Question

Escape velocity of a body from earth is 11.2 km/s. If the radius of a planet be one-third the radius of earth and mass be one-sixth that of earth, the escape velocity from the planet is:

• A. 11.2 km/s
• B. 8.4 km/s
• C. 4.2 km/s
• D. 7.9 km/s

Answer 1

The Correct Option is D

Solution: The escape velocity \( V_e \) from a celestial body is given by the formula:

\[ V_e = \sqrt{\frac{2GM}{R}}, \]

where:
- \( G \) is the gravitational constant,
- \( M \) is the mass of the body,
- \( R \) is the radius of the body.

Given Values for Earth: Escape velocity from Earth, \( V_{e,\text{earth}} = 11.2 \, \text{km/s} \).
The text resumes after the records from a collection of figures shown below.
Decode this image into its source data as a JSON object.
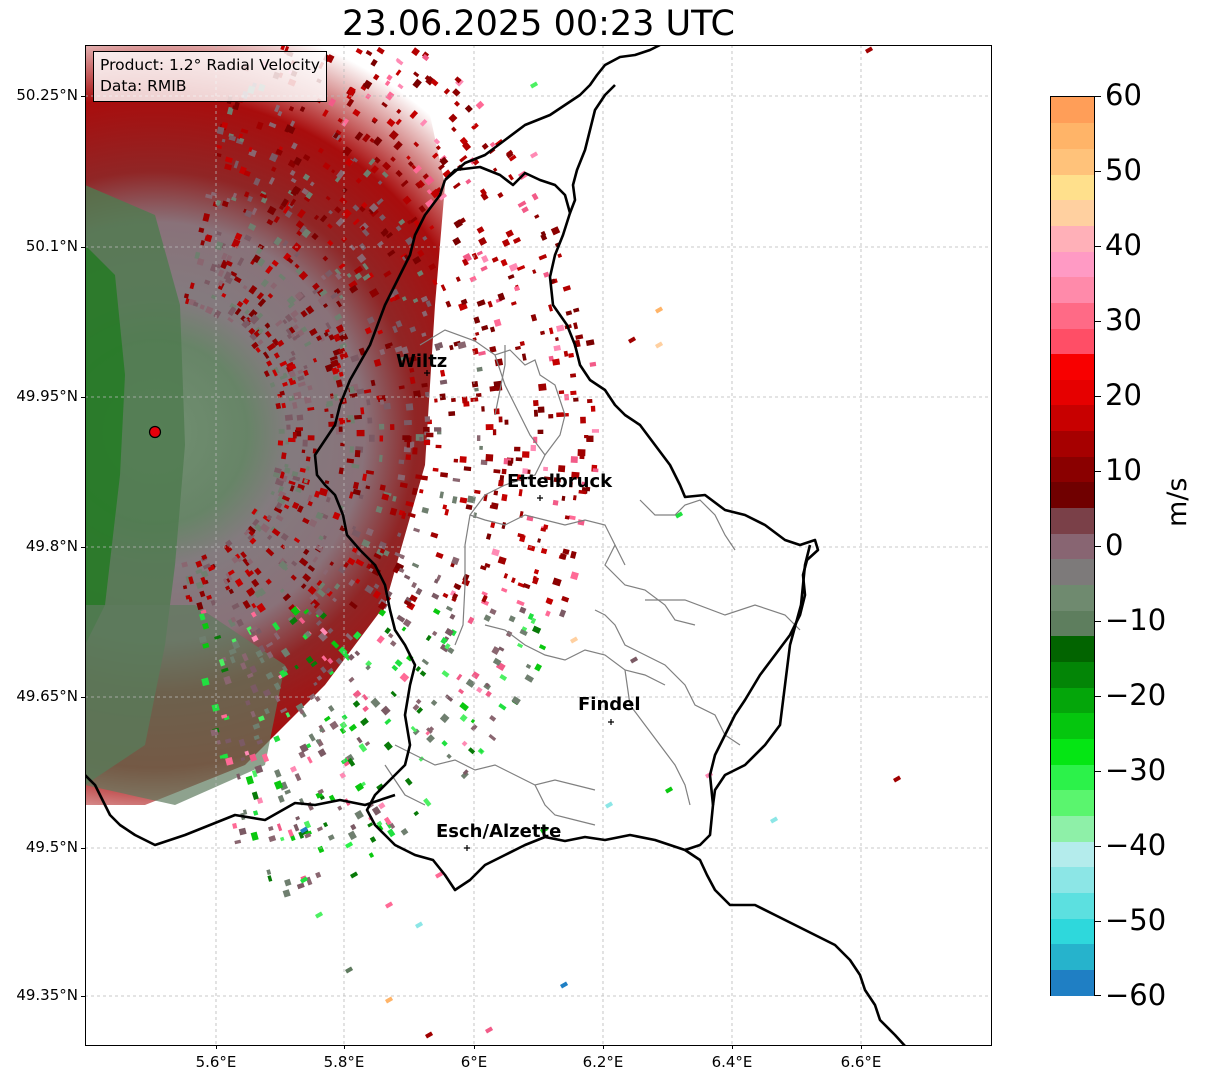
{
  "title": "23.06.2025 00:23 UTC",
  "info": {
    "product": "Product: 1.2° Radial Velocity",
    "source": "Data: RMIB"
  },
  "lat_labels": [
    "50.25°N",
    "50.1°N",
    "49.95°N",
    "49.8°N",
    "49.65°N",
    "49.5°N",
    "49.35°N"
  ],
  "lon_labels": [
    "5.6°E",
    "5.8°E",
    "6°E",
    "6.2°E",
    "6.4°E",
    "6.6°E"
  ],
  "cities": [
    {
      "name": "Wiltz"
    },
    {
      "name": "Ettelbruck"
    },
    {
      "name": "Findel"
    },
    {
      "name": "Esch/Alzette"
    }
  ],
  "colorbar": {
    "unit": "m/s",
    "ticks": [
      "60",
      "50",
      "40",
      "30",
      "20",
      "10",
      "0",
      "−10",
      "−20",
      "−30",
      "−40",
      "−50",
      "−60"
    ],
    "range": [
      -60,
      60
    ],
    "colors": [
      "#1f7fc4",
      "#26b3cc",
      "#2ed8dc",
      "#5ce0e0",
      "#8ce6e6",
      "#b4ecec",
      "#8ef0a8",
      "#5af56e",
      "#2cf24a",
      "#05e614",
      "#05c60e",
      "#04a60a",
      "#038506",
      "#026400",
      "#5e7e5e",
      "#6f8a6f",
      "#7d7a7a",
      "#886572",
      "#7a4048",
      "#700000",
      "#8a0000",
      "#a60000",
      "#c80000",
      "#e60000",
      "#f80000",
      "#ff4e66",
      "#ff6a86",
      "#ff8aaa",
      "#ff9ac4",
      "#ffb0b8",
      "#ffd0a0",
      "#ffe08c",
      "#ffc27a",
      "#ffb468",
      "#ff9e58"
    ]
  }
}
For Earth, let:
Mass \( M_e \) and radius \( R_e \) be constants.

For the Planet: The radius of the planet \( R_p = \frac{1}{3} R_e \). The mass of the planet \( M_p = \frac{1}{6} M_e \).

Calculating Escape Velocity for the Planet: Substituting the values into the escape velocity formula:

\[ V_{e,\text{planet}} = \sqrt{\frac{2G \left( \frac{1}{6} M_e \right)}{\frac{1}{3} R_e}}. \]

Simplifying the expression:

\[ V_{e,\text{planet}} = \sqrt{\frac{2GM_e}{R_e}} \times \sqrt{\frac{1}{6} \times 3}. \]

Thus, it can be expressed as:

\[ V_{e,\text{planet}} = V_{e,\text{earth}} \times \sqrt{\frac{1}{2}}. \]

Substituting \( V_{e,\text{earth}} = 11.2 \, \text{km/s} \):

\[ V_{e,\text{planet}} = 11.2 \times \sqrt{\frac{1}{2}} = 11.2 \times 0.7071 \approx 7.9 \, \text{km/s}. \]

Thus, the escape velocity from the planet is: 7.9 km/s.